Он побежал вдоль стены над пряслом, намереваясь прорваться за вторую и
третью вежи, чтобы узнать, какая там обстановка, за ним поспешили несколько
отроков, успевших повзрослеть до молодых мужиков. Впереди и позади втыкались
в доски стрелы и дротики, они проскакивали перед носами ядовитыми жалами, стремясь смертельно ужалить бегущих. Не было от железных роев никакого
спасения, разве что Перун и Сварог изменяли в последний момент их полет, заставляя злобно вгрызаться в дерево и затем долго дрожать черным оперением
на хвосте. Вятка доторопился до второй вежи и поглядел из-за нее за стену, снова по телу покатился колкий холодок, подергивая кожу ознобом, за защитным
брусом открылась та же картина, что и позади. Дубовые плахи, тесно
пригнанные друг к другу, были облеплены шевелящейся черной массой, медленно
ползущей к навершию, на краях бруса не было места из-за крюков, впившихся в
него, с привязанными к ним лестницами и веревками. Несколько ратников не
успевали их обрубать и одновременно загораживаться щитами от стрел и копьев, а мунгалы ползли и ползли, будто разверзлись подземные недра ихнего ада, откуда они были родом. Вятка невольно поднял глаза к небу, пытаясь узнать, сумеют ли защитники продержаться до захода солнца, и увидел бездонный синий
купол, на котором не было ни облачка, а солнце только оторвалось от зубчатой
стены леса.
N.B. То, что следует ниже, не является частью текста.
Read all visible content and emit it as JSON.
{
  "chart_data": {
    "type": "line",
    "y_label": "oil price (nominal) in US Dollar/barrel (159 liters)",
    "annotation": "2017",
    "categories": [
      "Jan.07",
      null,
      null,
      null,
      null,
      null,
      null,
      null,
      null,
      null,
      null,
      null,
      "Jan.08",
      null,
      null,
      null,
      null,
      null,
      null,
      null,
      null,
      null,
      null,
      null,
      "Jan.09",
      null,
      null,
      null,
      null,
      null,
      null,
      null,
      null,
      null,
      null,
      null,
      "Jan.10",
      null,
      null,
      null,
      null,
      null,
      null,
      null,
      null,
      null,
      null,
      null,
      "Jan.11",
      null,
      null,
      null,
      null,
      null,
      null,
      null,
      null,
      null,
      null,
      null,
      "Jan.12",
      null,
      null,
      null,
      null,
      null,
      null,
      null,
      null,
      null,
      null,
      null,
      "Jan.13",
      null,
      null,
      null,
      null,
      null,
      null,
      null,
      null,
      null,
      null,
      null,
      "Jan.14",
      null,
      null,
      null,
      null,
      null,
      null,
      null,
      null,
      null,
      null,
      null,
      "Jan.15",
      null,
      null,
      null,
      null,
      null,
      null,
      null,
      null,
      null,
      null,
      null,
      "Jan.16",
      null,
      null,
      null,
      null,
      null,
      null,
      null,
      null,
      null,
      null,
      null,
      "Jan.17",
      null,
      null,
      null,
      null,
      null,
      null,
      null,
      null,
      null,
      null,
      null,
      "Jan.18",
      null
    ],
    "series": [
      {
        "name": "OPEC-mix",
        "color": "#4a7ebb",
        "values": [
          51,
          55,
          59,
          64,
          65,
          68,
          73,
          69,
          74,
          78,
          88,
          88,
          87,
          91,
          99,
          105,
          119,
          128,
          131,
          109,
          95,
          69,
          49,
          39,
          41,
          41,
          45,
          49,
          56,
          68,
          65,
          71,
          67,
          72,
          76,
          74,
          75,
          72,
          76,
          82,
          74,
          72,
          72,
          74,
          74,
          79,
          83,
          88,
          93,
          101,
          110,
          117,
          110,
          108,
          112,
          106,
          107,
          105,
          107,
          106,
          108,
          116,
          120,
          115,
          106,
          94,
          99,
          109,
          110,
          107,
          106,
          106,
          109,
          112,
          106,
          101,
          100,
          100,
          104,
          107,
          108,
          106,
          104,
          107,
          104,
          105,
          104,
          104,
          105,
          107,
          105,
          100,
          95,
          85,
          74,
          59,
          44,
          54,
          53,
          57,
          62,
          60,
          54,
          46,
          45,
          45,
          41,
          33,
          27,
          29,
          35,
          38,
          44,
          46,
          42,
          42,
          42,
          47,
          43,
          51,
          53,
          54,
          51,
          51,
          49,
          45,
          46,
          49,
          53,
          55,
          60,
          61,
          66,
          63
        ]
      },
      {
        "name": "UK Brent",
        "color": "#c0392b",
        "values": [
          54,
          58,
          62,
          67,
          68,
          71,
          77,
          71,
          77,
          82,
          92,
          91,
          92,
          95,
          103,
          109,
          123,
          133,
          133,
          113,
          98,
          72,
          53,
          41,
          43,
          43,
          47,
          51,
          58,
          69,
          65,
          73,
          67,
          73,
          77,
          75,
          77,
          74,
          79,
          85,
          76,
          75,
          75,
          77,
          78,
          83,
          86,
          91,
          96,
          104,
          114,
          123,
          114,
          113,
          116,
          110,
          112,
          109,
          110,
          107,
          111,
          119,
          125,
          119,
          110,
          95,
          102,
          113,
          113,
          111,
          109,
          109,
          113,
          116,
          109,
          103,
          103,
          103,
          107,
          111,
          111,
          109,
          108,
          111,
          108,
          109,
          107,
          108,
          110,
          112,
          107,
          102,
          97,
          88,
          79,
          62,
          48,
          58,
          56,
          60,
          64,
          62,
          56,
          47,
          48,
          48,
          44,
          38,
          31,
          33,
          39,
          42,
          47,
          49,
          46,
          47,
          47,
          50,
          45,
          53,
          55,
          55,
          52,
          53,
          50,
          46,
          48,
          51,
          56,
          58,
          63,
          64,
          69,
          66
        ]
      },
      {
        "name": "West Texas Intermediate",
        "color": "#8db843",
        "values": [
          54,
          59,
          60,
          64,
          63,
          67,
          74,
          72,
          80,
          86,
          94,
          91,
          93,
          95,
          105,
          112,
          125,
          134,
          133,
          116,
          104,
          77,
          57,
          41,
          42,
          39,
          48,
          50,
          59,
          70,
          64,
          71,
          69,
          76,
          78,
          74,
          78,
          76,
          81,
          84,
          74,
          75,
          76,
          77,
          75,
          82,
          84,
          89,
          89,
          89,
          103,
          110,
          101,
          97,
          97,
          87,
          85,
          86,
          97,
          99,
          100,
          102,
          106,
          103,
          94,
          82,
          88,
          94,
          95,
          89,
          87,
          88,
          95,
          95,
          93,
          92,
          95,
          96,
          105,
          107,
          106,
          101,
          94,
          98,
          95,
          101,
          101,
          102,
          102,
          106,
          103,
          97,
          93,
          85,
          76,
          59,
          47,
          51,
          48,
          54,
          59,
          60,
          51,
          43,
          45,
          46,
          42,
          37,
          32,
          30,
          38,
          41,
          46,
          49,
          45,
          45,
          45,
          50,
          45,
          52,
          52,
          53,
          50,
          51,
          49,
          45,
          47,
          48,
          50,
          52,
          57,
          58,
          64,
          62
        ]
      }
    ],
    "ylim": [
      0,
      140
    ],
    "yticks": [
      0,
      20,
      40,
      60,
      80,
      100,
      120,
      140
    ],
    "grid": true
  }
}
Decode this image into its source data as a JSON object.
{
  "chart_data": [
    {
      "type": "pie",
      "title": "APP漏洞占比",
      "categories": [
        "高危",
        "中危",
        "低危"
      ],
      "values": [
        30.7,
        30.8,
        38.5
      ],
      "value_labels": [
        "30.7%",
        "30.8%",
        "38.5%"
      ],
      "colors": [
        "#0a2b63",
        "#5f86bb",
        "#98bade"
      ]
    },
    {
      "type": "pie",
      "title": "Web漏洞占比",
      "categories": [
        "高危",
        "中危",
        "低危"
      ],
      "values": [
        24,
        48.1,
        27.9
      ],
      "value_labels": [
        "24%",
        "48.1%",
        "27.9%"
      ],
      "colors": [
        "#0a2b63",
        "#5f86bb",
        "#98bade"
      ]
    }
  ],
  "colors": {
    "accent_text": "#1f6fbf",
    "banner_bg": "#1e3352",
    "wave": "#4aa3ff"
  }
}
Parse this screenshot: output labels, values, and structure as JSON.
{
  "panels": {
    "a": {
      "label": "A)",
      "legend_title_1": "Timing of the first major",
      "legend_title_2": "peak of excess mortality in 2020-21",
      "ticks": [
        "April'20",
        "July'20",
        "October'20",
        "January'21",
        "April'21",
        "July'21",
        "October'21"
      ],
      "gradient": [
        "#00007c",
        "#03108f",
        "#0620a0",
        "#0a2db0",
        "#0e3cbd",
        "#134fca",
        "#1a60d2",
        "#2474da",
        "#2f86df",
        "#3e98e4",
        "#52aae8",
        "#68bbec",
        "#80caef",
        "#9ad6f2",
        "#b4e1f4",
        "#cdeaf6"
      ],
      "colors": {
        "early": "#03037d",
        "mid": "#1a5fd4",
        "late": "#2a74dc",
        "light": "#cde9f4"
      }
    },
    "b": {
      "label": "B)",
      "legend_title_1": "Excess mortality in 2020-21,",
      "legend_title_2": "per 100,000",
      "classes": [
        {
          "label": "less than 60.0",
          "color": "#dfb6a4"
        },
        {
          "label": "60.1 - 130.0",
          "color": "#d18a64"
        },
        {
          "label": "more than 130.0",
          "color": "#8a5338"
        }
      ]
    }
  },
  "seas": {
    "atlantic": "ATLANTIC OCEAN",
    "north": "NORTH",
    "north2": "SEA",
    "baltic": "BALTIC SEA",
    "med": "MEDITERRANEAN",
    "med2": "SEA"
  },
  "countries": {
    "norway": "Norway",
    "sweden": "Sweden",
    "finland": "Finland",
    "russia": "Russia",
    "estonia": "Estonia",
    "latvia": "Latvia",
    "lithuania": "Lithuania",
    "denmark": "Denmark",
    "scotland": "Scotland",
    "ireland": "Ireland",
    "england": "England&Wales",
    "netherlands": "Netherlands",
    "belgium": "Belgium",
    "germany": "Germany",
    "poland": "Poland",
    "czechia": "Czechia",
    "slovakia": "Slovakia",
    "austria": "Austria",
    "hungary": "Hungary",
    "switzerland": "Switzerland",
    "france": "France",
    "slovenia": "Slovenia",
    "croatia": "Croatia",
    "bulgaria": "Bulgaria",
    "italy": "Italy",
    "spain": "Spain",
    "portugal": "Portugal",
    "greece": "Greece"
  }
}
Дальше идти по пряслу не имело смысла, оставалась надежда лишь
на крепость духа козлян да на ратную удачу, не покидавшую их до этого
времени. Тысяцкий воздел меч и с силой опустил на брус, опутанный веревками, слуха коснулся жуткий вой ордынцев, полетевших вниз устилать основание стены
грудами немытых тел. Он шел вдоль бруса до тех пор, перерубая веревки и не
замечая ничего вокруг, пока его громко не окликнули.
– Вятка, к тебе спешит воевода с князем Василием Титычем, – услышал он
голос одного из ратников, стоявшего ближе к взбегам без шлема и с обнаженным
мечом в руках, вокруг него крутилась молодая девка, обматывая лоскутом
полотна верхнюю часть головы.
На полати тяжело поднялся Радыня в золоченых доспехах, за ним скоро
поспешал малолетний князь, за которым неотступно следовали княжьи гридни в
длинных кафтанах с высокими воротниками и замысловатыми петлями на груди. На
боках висели сабли в ножнах, отделанных медными пластинами, а на ногах были
надеты красные сапоги с высокими каблуками наподобие тех, какие были у
заморских послов. Среди гридней скалил зубы младший брат тысяцкого, обрадованный встречей с ним, но сейчас было не до обниманий.
– Угинайте головы, гости дорогие, – крикнул Вятка, стараясь сменить
жесткое выражение на лице на обычную строгость, это ему удалось с трудом. –
Неровен час, какая ордынская стрела залетит прямиком сюда.